Forced to do the bidding of a corrupt government minister, Marianne de Bonnard agrees to plant incriminating evidence in the offices of France’s most notorious spymaster. Under cover of night, the tightrope-walking thief puts her skills to good use—until her aerial stunt is foiled when her target appears in the window and, with consummate poise, helps Marianne off the wire and into his lair. The tremors that run through her body are not just from fear; there’s an unwanted frisson of desire there, too. But is it because of her elegant, wickedly handsome host . . . or his proposition?
Nicolas Valette has had plans for his graceful trespasser since he witnessed her unique skills at the Cirque Olympique. Sinuous as a cat, Marianne is perfect for his next mission, but she refuses his generous offer for fear of disobeying her family’s tormenter. When their mutual enemy auctions off her virginity to the highest bidder, Nicolas leaps at the chance to purchase her cooperation. Keeping her will be like trying to tame a wild animal, but what’s life without a little risk? Besides, Nicolas and Marianne both want the same thing: revenge—and, perhaps, something else that’s equally delicious.

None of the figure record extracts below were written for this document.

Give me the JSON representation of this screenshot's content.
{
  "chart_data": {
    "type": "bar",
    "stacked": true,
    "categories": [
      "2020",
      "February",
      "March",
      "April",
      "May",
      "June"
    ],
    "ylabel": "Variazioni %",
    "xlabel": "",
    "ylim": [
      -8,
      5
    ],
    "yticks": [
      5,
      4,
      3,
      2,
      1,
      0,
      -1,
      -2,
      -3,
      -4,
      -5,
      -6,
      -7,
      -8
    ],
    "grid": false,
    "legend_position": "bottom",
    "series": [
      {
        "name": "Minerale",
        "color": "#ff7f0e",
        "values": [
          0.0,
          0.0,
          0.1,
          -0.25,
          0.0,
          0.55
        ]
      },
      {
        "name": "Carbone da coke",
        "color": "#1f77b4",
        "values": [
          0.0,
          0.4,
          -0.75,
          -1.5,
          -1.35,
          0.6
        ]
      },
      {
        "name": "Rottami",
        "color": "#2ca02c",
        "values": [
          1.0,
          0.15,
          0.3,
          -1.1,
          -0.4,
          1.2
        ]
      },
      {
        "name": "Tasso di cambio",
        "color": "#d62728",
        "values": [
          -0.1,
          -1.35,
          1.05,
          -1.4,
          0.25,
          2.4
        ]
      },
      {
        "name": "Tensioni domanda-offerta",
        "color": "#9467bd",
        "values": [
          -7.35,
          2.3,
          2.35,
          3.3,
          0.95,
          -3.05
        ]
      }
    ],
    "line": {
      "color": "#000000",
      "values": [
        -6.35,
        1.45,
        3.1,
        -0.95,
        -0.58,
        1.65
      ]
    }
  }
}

Publisher and Release Date: Loveswept, 23 February 2016
Time and Setting: France, 1815
Genre: Historical Romance
Heat Level: 2
Reviewer Rating: 4 stars
Review by Jill
A thief. With a parasol. On a tightrope. Even in his strange world, it was a first.
In Paris of 1815, Napoleon is once again in power after his escape from exile on Elba. France is a hotbed of lying, spying and intrigue. With the allies closing in on Napoleon from outside, many from inside France are also plotting his downfall. For Nicolas Valette, one of police minister Joseph Fouché’s most trusted agents, national patriotism and personal revenge go hand-in-hand.
Marianne Bonnard is a performer at the Cirque Olympique. But her talents are also being used by Jean-Jacques Duval, minister for the Department of Morals. Four years ago she made a deal with Duval that would protect her younger sister, Sophie and allow her to continue working at the circus instead of becoming a prostitute. Her skills allow her to gather information and evidence for Duval, and to plant documents to incriminate his enemies for extortion and blackmail.
Small, agile and fearless, Marianne is just the person Valette needs for a job. When Valette saves both sisters by ‘buying’ them at a brothel sale, he offers them his protection. Marianne knows she owes him, and has no choice in now working for Valette. Taken to an abandoned château in the country, Valette trains her for their mission to free a Royalist supporter imprisoned in the Château de Vincennes, one of France’s most heavily fortified prisons.
This is the debut novel of K.C. Bateman and is a polished and very fine historical romance. Set in Napoleonic France of 1815 (and also for a short time in England later in the story) the different setting alone is enough to gain high marks. Add to that the action and adventure scenes, the competent writing and the building sexual tension between the protagonists, and this is thoroughly deserving of 4 stars.
Marianne though strong and independent, is full of self-doubt about her appearance and sexuality. At only nineteen, she’s had to grow up quickly, taking on the responsibility of her own life as well as that of her younger sister, since their parents’ deaths five years earlier. At times charming, Valette can also be a bully, using threats to make Marianne work hard and train for the mission. Valette is much older, but the sixteen-year age difference between he and Marianne, isn’t obvious. It is afterall a different era, and their relationship doesn’t come across as creepy or inappropriate.
There are only a few minor issues here. Having read a similar plot recently about spies in Napoleonic France of 1815, the writing here is good, but not great when compared to some other historical romance authors. However, this is Ms Bateman’s début. It’s really the plot and setting that carry this novel. The other things may be out of her hands: the title and cover. Ordinarily it doesn’t bother me if the title and cover are fluff. But I don’t think either the title or cover here suit the story.
For readers looking for something different in plot and setting to the usual suspects in historical romances, To Steal a Heart is a recommended read.